Existing aged care legislation and regulations, including the Aged Care Act 1997 (Cth), its related Principles, the Aged Care Quality Standards, the Carers Recognition Act 2010 (Cth) and Charter of Aged Care Rights, will continue to apply throughout the pandemic. Providers and visitors also remain bound by State/Territory health directives, which take precedence over the Code.
What can providers require from visitors?

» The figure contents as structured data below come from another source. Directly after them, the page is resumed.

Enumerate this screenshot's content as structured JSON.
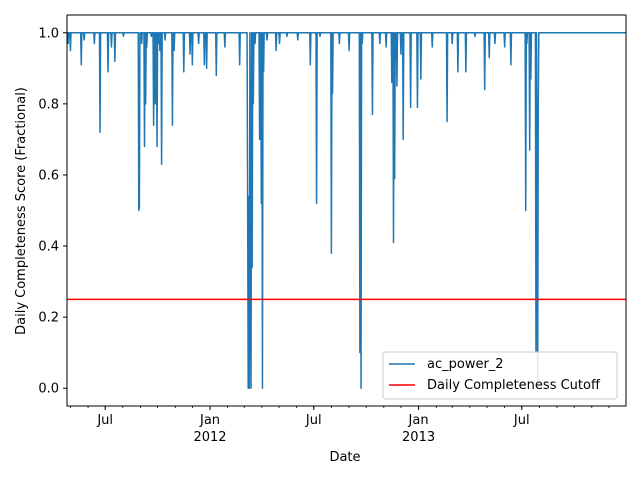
{
  "chart_data": {
    "type": "line",
    "title": "",
    "xlabel": "Date",
    "ylabel": "Daily Completeness Score (Fractional)",
    "xlim": [
      "2011-04-25",
      "2013-12-31"
    ],
    "ylim": [
      -0.05,
      1.05
    ],
    "yticks": [
      "0.0",
      "0.2",
      "0.4",
      "0.6",
      "0.8",
      "1.0"
    ],
    "xticks": [
      {
        "date": "2011-07-01",
        "label": "Jul",
        "sublabel": ""
      },
      {
        "date": "2012-01-01",
        "label": "Jan",
        "sublabel": "2012"
      },
      {
        "date": "2012-07-01",
        "label": "Jul",
        "sublabel": ""
      },
      {
        "date": "2013-01-01",
        "label": "Jan",
        "sublabel": "2013"
      },
      {
        "date": "2013-07-01",
        "label": "Jul",
        "sublabel": ""
      }
    ],
    "grid": false,
    "legend_position": "lower-right",
    "series": [
      {
        "name": "ac_power_2",
        "color": "#1f77b4",
        "baseline": 1.0,
        "dips": [
          [
            "2011-04-27",
            0.97
          ],
          [
            "2011-05-01",
            0.95
          ],
          [
            "2011-05-20",
            0.91
          ],
          [
            "2011-05-25",
            0.98
          ],
          [
            "2011-06-12",
            0.97
          ],
          [
            "2011-06-22",
            0.72
          ],
          [
            "2011-07-06",
            0.89
          ],
          [
            "2011-07-12",
            0.96
          ],
          [
            "2011-07-18",
            0.92
          ],
          [
            "2011-08-02",
            0.99
          ],
          [
            "2011-08-29",
            0.5
          ],
          [
            "2011-08-30",
            0.51
          ],
          [
            "2011-09-03",
            0.97
          ],
          [
            "2011-09-08",
            0.68
          ],
          [
            "2011-09-10",
            0.8
          ],
          [
            "2011-09-12",
            0.96
          ],
          [
            "2011-09-20",
            0.99
          ],
          [
            "2011-09-24",
            0.74
          ],
          [
            "2011-09-27",
            0.8
          ],
          [
            "2011-09-30",
            0.68
          ],
          [
            "2011-10-03",
            0.97
          ],
          [
            "2011-10-05",
            0.95
          ],
          [
            "2011-10-08",
            0.63
          ],
          [
            "2011-10-14",
            0.98
          ],
          [
            "2011-10-27",
            0.74
          ],
          [
            "2011-10-30",
            0.95
          ],
          [
            "2011-11-16",
            0.89
          ],
          [
            "2011-11-27",
            0.94
          ],
          [
            "2011-12-01",
            0.91
          ],
          [
            "2011-12-12",
            0.97
          ],
          [
            "2011-12-22",
            0.91
          ],
          [
            "2011-12-26",
            0.9
          ],
          [
            "2012-01-12",
            0.88
          ],
          [
            "2012-01-27",
            0.96
          ],
          [
            "2012-02-22",
            0.91
          ],
          [
            "2012-03-07",
            0.52
          ],
          [
            "2012-03-08",
            0.0
          ],
          [
            "2012-03-09",
            0.54
          ],
          [
            "2012-03-10",
            0.0
          ],
          [
            "2012-03-12",
            0.39
          ],
          [
            "2012-03-13",
            0.0
          ],
          [
            "2012-03-15",
            0.34
          ],
          [
            "2012-03-17",
            0.8
          ],
          [
            "2012-03-20",
            0.97
          ],
          [
            "2012-03-28",
            0.7
          ],
          [
            "2012-03-31",
            0.52
          ],
          [
            "2012-04-02",
            0.0
          ],
          [
            "2012-04-04",
            0.89
          ],
          [
            "2012-04-10",
            0.98
          ],
          [
            "2012-04-26",
            0.95
          ],
          [
            "2012-05-02",
            0.97
          ],
          [
            "2012-05-15",
            0.99
          ],
          [
            "2012-06-03",
            0.98
          ],
          [
            "2012-06-25",
            0.91
          ],
          [
            "2012-07-06",
            0.52
          ],
          [
            "2012-07-12",
            0.99
          ],
          [
            "2012-08-01",
            0.38
          ],
          [
            "2012-08-03",
            0.83
          ],
          [
            "2012-08-15",
            0.97
          ],
          [
            "2012-09-01",
            0.95
          ],
          [
            "2012-09-20",
            0.1
          ],
          [
            "2012-09-22",
            0.0
          ],
          [
            "2012-09-24",
            0.97
          ],
          [
            "2012-10-12",
            0.77
          ],
          [
            "2012-10-25",
            0.97
          ],
          [
            "2012-11-05",
            0.96
          ],
          [
            "2012-11-15",
            0.86
          ],
          [
            "2012-11-18",
            0.41
          ],
          [
            "2012-11-20",
            0.59
          ],
          [
            "2012-11-24",
            0.85
          ],
          [
            "2012-12-01",
            0.94
          ],
          [
            "2012-12-05",
            0.7
          ],
          [
            "2012-12-18",
            0.79
          ],
          [
            "2012-12-30",
            0.79
          ],
          [
            "2013-01-05",
            0.87
          ],
          [
            "2013-01-25",
            0.96
          ],
          [
            "2013-02-20",
            0.75
          ],
          [
            "2013-03-01",
            0.97
          ],
          [
            "2013-03-11",
            0.89
          ],
          [
            "2013-03-25",
            0.89
          ],
          [
            "2013-04-10",
            0.99
          ],
          [
            "2013-04-27",
            0.84
          ],
          [
            "2013-05-05",
            0.93
          ],
          [
            "2013-05-15",
            0.97
          ],
          [
            "2013-06-01",
            0.96
          ],
          [
            "2013-06-12",
            0.91
          ],
          [
            "2013-07-08",
            0.5
          ],
          [
            "2013-07-10",
            0.97
          ],
          [
            "2013-07-15",
            0.67
          ],
          [
            "2013-07-17",
            0.87
          ],
          [
            "2013-07-26",
            0.1
          ],
          [
            "2013-07-28",
            0.42
          ],
          [
            "2013-07-29",
            0.0
          ],
          [
            "2013-07-30",
            0.8
          ]
        ]
      },
      {
        "name": "Daily Completeness Cutoff",
        "color": "#ff0000",
        "value": 0.25
      }
    ]
  }
}
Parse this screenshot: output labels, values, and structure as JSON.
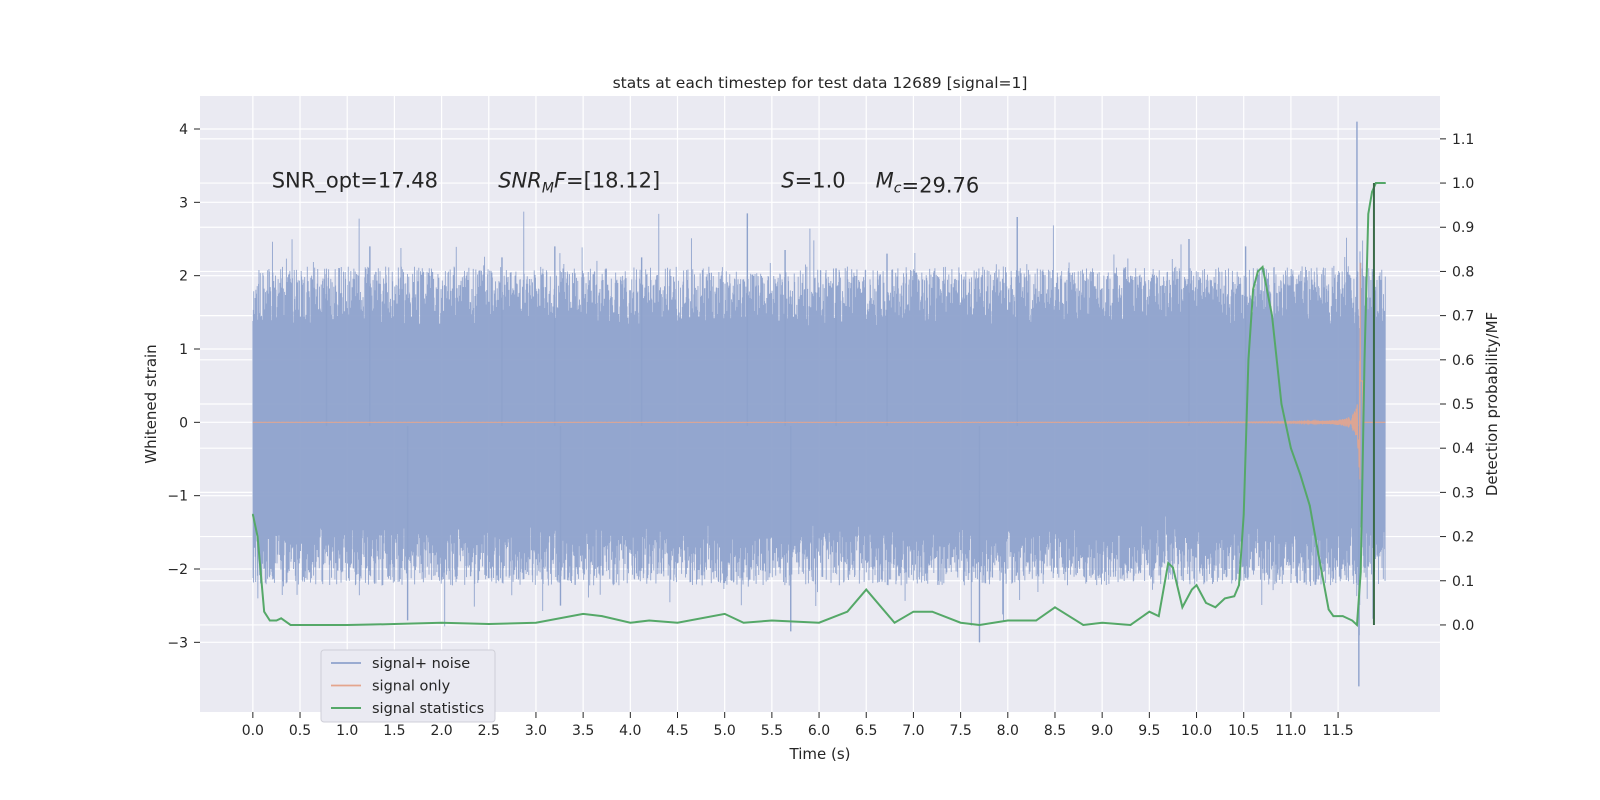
{
  "chart_data": {
    "type": "line",
    "title": "stats at each timestep for test data 12689 [signal=1]",
    "xlabel": "Time (s)",
    "ylabel_left": "Whitened strain",
    "ylabel_right": "Detection probability/MF",
    "xlim": [
      -0.56,
      12.58
    ],
    "ylim_left": [
      -3.95,
      4.45
    ],
    "ylim_right": [
      -0.197,
      1.197
    ],
    "x_ticks": [
      0.0,
      0.5,
      1.0,
      1.5,
      2.0,
      2.5,
      3.0,
      3.5,
      4.0,
      4.5,
      5.0,
      5.5,
      6.0,
      6.5,
      7.0,
      7.5,
      8.0,
      8.5,
      9.0,
      9.5,
      10.0,
      10.5,
      11.0,
      11.5
    ],
    "x_tick_labels": [
      "0.0",
      "0.5",
      "1.0",
      "1.5",
      "2.0",
      "2.5",
      "3.0",
      "3.5",
      "4.0",
      "4.5",
      "5.0",
      "5.5",
      "6.0",
      "6.5",
      "7.0",
      "7.5",
      "8.0",
      "8.5",
      "9.0",
      "9.5",
      "10.0",
      "10.5",
      "11.0",
      "11.5"
    ],
    "y_ticks_left": [
      -3,
      -2,
      -1,
      0,
      1,
      2,
      3,
      4
    ],
    "y_tick_labels_left": [
      "−3",
      "−2",
      "−1",
      "0",
      "1",
      "2",
      "3",
      "4"
    ],
    "y_ticks_right": [
      0.0,
      0.1,
      0.2,
      0.3,
      0.4,
      0.5,
      0.6,
      0.7,
      0.8,
      0.9,
      1.0,
      1.1
    ],
    "y_tick_labels_right": [
      "0.0",
      "0.1",
      "0.2",
      "0.3",
      "0.4",
      "0.5",
      "0.6",
      "0.7",
      "0.8",
      "0.9",
      "1.0",
      "1.1"
    ],
    "grid": true,
    "legend_position": "lower-left",
    "annotations": [
      {
        "type": "plain",
        "label": "SNR_opt=17.48",
        "x": 0.2,
        "y": 3.3
      },
      {
        "type": "sub",
        "base": "SNR",
        "sub": "M",
        "tail": "F",
        "value": "=[18.12]",
        "x": 2.6,
        "y": 3.3
      },
      {
        "type": "italic",
        "base": "S",
        "value": "=1.0",
        "x": 5.6,
        "y": 3.3
      },
      {
        "type": "sub",
        "base": "M",
        "sub": "c",
        "tail": "",
        "value": "=29.76",
        "x": 6.6,
        "y": 3.3
      }
    ],
    "series": [
      {
        "name": "signal+ noise",
        "color": "#8ea2cc",
        "axis": "left",
        "kind": "noise",
        "x_range": [
          0.0,
          12.0
        ],
        "band": [
          -1.55,
          1.45
        ],
        "spikes": [
          {
            "x": 0.78,
            "y": 1.75
          },
          {
            "x": 1.24,
            "y": 2.4
          },
          {
            "x": 1.64,
            "y": -2.7
          },
          {
            "x": 2.64,
            "y": 2.25
          },
          {
            "x": 3.2,
            "y": 2.4
          },
          {
            "x": 3.26,
            "y": -2.5
          },
          {
            "x": 4.12,
            "y": 2.25
          },
          {
            "x": 5.24,
            "y": 2.85
          },
          {
            "x": 5.64,
            "y": 2.35
          },
          {
            "x": 5.7,
            "y": -2.85
          },
          {
            "x": 6.18,
            "y": 2.1
          },
          {
            "x": 6.72,
            "y": 2.3
          },
          {
            "x": 7.7,
            "y": -3.0
          },
          {
            "x": 8.1,
            "y": 2.8
          },
          {
            "x": 9.92,
            "y": 2.5
          },
          {
            "x": 10.52,
            "y": 2.4
          },
          {
            "x": 11.7,
            "y": 4.1
          },
          {
            "x": 11.72,
            "y": -3.6
          }
        ]
      },
      {
        "name": "signal only",
        "color": "#e4a58d",
        "axis": "left",
        "kind": "chirp",
        "x_range": [
          0.0,
          12.0
        ],
        "merger_time": 11.74,
        "peak_amplitude": 3.2
      },
      {
        "name": "signal statistics",
        "color": "#55a868",
        "axis": "right",
        "kind": "line",
        "x": [
          0.0,
          0.05,
          0.12,
          0.18,
          0.25,
          0.3,
          0.4,
          0.5,
          0.8,
          1.0,
          1.5,
          2.0,
          2.5,
          3.0,
          3.5,
          3.7,
          4.0,
          4.2,
          4.5,
          5.0,
          5.2,
          5.5,
          6.0,
          6.3,
          6.5,
          6.8,
          7.0,
          7.2,
          7.5,
          7.7,
          8.0,
          8.3,
          8.5,
          8.8,
          9.0,
          9.3,
          9.5,
          9.6,
          9.7,
          9.75,
          9.85,
          9.95,
          10.0,
          10.1,
          10.2,
          10.3,
          10.4,
          10.45,
          10.5,
          10.55,
          10.6,
          10.65,
          10.7,
          10.8,
          10.9,
          11.0,
          11.1,
          11.2,
          11.3,
          11.4,
          11.45,
          11.55,
          11.65,
          11.7,
          11.74,
          11.78,
          11.82,
          11.86,
          11.9,
          11.95,
          12.0
        ],
        "y": [
          0.25,
          0.2,
          0.03,
          0.01,
          0.01,
          0.015,
          0.0,
          0.0,
          0.0,
          0.0,
          0.002,
          0.005,
          0.002,
          0.005,
          0.025,
          0.02,
          0.005,
          0.01,
          0.005,
          0.025,
          0.005,
          0.01,
          0.005,
          0.03,
          0.08,
          0.005,
          0.03,
          0.03,
          0.005,
          0.0,
          0.01,
          0.01,
          0.04,
          0.0,
          0.005,
          0.0,
          0.03,
          0.02,
          0.14,
          0.13,
          0.04,
          0.08,
          0.09,
          0.05,
          0.04,
          0.06,
          0.065,
          0.09,
          0.25,
          0.6,
          0.76,
          0.8,
          0.81,
          0.7,
          0.5,
          0.4,
          0.34,
          0.27,
          0.15,
          0.035,
          0.02,
          0.02,
          0.01,
          0.0,
          0.12,
          0.6,
          0.93,
          0.98,
          1.0,
          1.0,
          1.0
        ]
      },
      {
        "name": "",
        "color": "#3a6a48",
        "axis": "right",
        "kind": "vline",
        "x": 11.88,
        "y_range": [
          0.0,
          1.0
        ]
      }
    ]
  }
}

Visitors must comply with infection control processes put in place by the provider, and must not attend a facility if they are unwell or displaying any cold, flu, respiratory or other COVID-19 related symptoms. Providers will need to make their own decisions on appropriate infection control procedures for their facility, however the Code expressly notes the following as minimum entry requirements for visitors:
- responding honestly to screening questions about COVID-19 risk factors;
- demonstrating an up to date flu vaccination; and
- complying with the provider’s other requirements, including hand hygiene, having their temperature checked upon arrival, wearing personal protective equipment (if required), adhering to social distancing requirements and remaining in a resident’s room or designated visiting area.
Review of the Code
The Code will be reviewed three weeks after its implementation, on Friday 29 May 2020.